More than 700 brokerage firms have volunteered to take part in the U.S. Financial Industry Regulatory Authority Inc. (FINRA)’s new pilot program that enables them to carry out their branch compliance exams remotely.

To examine the efficacy of remote oversight, the self-regulatory organization offered certain firms the option to meet their branch inspection requirements without making on-site visits.

Participating firms instead agreed to conduct and document a risk assessment, adopt supervisory procedures for remote inspections and to report certain data to FINRA.

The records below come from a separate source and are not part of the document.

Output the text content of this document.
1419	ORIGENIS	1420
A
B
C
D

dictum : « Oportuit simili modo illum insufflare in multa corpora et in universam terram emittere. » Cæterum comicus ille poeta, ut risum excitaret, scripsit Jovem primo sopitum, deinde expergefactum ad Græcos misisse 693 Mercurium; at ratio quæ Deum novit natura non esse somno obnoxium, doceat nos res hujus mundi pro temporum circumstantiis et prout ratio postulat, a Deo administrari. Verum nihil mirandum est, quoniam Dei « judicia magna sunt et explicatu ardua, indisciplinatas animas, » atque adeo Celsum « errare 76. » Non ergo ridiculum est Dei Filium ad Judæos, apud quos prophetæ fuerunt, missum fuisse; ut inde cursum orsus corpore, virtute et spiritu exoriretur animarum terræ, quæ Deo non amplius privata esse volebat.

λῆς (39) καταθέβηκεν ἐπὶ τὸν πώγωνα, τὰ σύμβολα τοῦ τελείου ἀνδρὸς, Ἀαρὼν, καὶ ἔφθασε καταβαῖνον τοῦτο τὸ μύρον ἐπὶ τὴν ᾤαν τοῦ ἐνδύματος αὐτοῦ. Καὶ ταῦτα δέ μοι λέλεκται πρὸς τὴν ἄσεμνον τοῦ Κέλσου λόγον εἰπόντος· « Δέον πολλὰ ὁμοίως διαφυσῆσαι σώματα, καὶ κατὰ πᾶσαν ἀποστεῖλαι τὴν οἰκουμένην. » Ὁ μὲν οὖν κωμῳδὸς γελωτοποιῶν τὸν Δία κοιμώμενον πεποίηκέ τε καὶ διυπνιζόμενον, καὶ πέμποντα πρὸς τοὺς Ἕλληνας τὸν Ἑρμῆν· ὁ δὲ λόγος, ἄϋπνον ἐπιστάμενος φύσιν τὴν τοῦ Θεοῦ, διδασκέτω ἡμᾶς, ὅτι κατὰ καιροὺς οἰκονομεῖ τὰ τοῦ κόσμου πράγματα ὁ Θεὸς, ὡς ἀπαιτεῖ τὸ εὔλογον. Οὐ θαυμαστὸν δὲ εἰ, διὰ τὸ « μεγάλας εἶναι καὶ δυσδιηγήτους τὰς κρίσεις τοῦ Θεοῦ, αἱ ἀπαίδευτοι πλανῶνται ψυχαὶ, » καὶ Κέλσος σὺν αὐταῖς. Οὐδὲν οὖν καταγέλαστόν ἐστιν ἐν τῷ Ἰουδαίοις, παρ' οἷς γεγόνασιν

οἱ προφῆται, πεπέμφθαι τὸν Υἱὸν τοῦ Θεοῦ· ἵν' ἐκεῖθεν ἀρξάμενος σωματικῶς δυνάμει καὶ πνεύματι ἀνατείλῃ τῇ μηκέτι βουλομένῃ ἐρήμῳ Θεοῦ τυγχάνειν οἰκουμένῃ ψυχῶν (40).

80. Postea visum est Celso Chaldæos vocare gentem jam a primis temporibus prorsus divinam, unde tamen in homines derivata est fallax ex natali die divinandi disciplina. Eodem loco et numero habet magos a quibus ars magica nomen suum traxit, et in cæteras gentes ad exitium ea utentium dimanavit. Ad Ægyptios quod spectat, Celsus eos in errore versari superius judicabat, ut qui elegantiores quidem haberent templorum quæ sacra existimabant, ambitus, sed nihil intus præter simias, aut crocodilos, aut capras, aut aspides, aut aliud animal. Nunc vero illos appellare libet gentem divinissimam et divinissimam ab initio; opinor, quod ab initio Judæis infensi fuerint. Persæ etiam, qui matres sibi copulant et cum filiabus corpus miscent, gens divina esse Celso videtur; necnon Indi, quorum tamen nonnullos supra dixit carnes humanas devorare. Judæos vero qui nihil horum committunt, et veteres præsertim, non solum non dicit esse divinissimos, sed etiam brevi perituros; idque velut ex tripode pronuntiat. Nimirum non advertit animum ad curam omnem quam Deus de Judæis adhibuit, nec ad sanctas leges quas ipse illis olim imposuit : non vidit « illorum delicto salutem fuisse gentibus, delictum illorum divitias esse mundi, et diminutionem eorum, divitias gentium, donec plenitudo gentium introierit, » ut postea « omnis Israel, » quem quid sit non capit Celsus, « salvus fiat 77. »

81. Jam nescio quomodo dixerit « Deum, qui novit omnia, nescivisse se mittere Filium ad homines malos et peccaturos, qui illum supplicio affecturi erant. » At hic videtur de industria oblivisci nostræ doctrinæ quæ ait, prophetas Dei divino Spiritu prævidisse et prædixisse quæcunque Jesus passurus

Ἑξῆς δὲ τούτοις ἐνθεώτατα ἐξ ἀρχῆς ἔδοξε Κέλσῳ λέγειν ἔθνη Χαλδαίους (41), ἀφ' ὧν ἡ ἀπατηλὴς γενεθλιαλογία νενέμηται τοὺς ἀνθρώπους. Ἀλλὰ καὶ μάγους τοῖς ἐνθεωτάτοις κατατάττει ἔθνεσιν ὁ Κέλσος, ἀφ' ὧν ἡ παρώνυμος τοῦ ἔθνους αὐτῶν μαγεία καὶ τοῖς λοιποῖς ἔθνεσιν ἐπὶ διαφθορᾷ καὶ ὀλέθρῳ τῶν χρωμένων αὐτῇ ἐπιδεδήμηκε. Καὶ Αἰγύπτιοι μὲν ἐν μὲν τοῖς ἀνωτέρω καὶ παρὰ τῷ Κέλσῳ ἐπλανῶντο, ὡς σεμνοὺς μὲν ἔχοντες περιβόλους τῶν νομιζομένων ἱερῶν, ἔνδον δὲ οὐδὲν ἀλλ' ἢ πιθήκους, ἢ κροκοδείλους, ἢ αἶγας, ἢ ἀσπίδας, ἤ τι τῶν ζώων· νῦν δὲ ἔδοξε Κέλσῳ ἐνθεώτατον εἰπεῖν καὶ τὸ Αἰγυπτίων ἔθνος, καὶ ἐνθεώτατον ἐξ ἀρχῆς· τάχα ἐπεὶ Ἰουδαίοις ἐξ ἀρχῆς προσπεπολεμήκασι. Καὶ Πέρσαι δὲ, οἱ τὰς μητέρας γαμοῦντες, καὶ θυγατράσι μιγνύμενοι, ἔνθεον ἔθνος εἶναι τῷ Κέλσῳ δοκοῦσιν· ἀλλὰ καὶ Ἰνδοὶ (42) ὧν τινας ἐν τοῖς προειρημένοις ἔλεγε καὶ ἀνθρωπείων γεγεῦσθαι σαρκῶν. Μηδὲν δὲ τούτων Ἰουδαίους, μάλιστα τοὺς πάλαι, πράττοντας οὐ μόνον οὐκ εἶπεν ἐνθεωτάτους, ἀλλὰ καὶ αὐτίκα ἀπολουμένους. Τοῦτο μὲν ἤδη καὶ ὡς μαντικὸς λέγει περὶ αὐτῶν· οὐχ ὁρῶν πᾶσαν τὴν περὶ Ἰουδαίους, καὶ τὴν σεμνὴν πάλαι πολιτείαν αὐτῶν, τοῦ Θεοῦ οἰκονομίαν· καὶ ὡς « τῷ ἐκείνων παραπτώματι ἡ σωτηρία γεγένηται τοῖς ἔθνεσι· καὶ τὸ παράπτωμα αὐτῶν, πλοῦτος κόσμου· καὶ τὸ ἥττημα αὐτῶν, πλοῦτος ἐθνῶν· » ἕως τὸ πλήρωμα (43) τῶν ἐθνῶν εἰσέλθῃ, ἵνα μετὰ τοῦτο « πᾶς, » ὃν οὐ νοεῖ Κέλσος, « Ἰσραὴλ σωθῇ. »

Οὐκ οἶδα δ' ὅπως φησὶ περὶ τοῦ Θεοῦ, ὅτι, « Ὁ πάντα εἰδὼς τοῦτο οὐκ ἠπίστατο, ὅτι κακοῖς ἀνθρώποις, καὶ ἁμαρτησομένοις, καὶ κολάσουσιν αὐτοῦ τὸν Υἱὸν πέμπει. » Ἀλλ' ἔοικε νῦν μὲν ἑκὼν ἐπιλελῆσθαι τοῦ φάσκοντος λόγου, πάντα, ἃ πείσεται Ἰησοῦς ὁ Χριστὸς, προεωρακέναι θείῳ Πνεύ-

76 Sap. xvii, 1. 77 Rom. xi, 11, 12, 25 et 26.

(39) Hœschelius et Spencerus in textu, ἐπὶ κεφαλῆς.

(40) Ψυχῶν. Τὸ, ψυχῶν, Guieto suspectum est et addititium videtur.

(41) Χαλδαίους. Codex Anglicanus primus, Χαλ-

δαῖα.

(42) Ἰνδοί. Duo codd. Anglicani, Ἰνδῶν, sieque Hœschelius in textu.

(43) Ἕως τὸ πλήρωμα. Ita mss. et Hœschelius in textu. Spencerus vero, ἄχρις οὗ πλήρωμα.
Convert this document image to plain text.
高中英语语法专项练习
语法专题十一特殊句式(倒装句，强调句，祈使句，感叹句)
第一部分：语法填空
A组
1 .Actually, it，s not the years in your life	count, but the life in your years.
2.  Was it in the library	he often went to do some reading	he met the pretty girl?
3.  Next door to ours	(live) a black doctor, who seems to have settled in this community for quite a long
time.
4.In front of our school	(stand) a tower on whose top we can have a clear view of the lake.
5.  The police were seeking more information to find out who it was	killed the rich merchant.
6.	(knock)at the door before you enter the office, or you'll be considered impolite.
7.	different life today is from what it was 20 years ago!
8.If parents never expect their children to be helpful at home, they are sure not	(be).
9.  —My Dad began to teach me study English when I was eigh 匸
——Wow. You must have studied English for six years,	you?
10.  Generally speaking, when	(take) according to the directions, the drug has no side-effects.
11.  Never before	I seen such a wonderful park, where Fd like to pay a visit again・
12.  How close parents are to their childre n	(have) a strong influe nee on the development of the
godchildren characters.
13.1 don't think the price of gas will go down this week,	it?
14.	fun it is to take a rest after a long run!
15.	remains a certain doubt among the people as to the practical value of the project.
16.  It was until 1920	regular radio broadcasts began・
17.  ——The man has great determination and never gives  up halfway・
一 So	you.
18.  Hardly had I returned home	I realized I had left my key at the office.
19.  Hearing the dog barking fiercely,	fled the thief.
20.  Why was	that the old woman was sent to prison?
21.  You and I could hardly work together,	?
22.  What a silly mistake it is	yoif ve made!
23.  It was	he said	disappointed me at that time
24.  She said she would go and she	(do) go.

The pilot will allow FINRA to collect evidence of the effectiveness of remote inspections, said Greg Ruppert, executive vice-president and head of member supervision at FINRA, and Jonathan Sokobin, executive vice-president and head of the Office of Regulatory Economics and Market Analysis at FINRA.

“FINRA will use the pilot data to assess whether remote inspections may be part of a modernized supervisory system that reflects the hybrid work environment and the availability of technologies that did not exist when the on-site inspection was conceived,” they added in a joint statement.

The first phase of the pilot will run from July 1 to Dec. 31, with firms required to submit data to the organization in October.

While the participating firms represent 22% of FINRA’s membership, they include 67% of all registered reps and more than half (53%) of branches, reflecting the pilot program’s popularity with larger dealers.

The organization noted that 60% of its large firms (firms with more than 500 reps) volunteered for the program, compared with 47% of mid-sized firms and 18% of small dealers.

The deadline to opt in to the next phase of the program, which will run in 2025, is Dec. 27.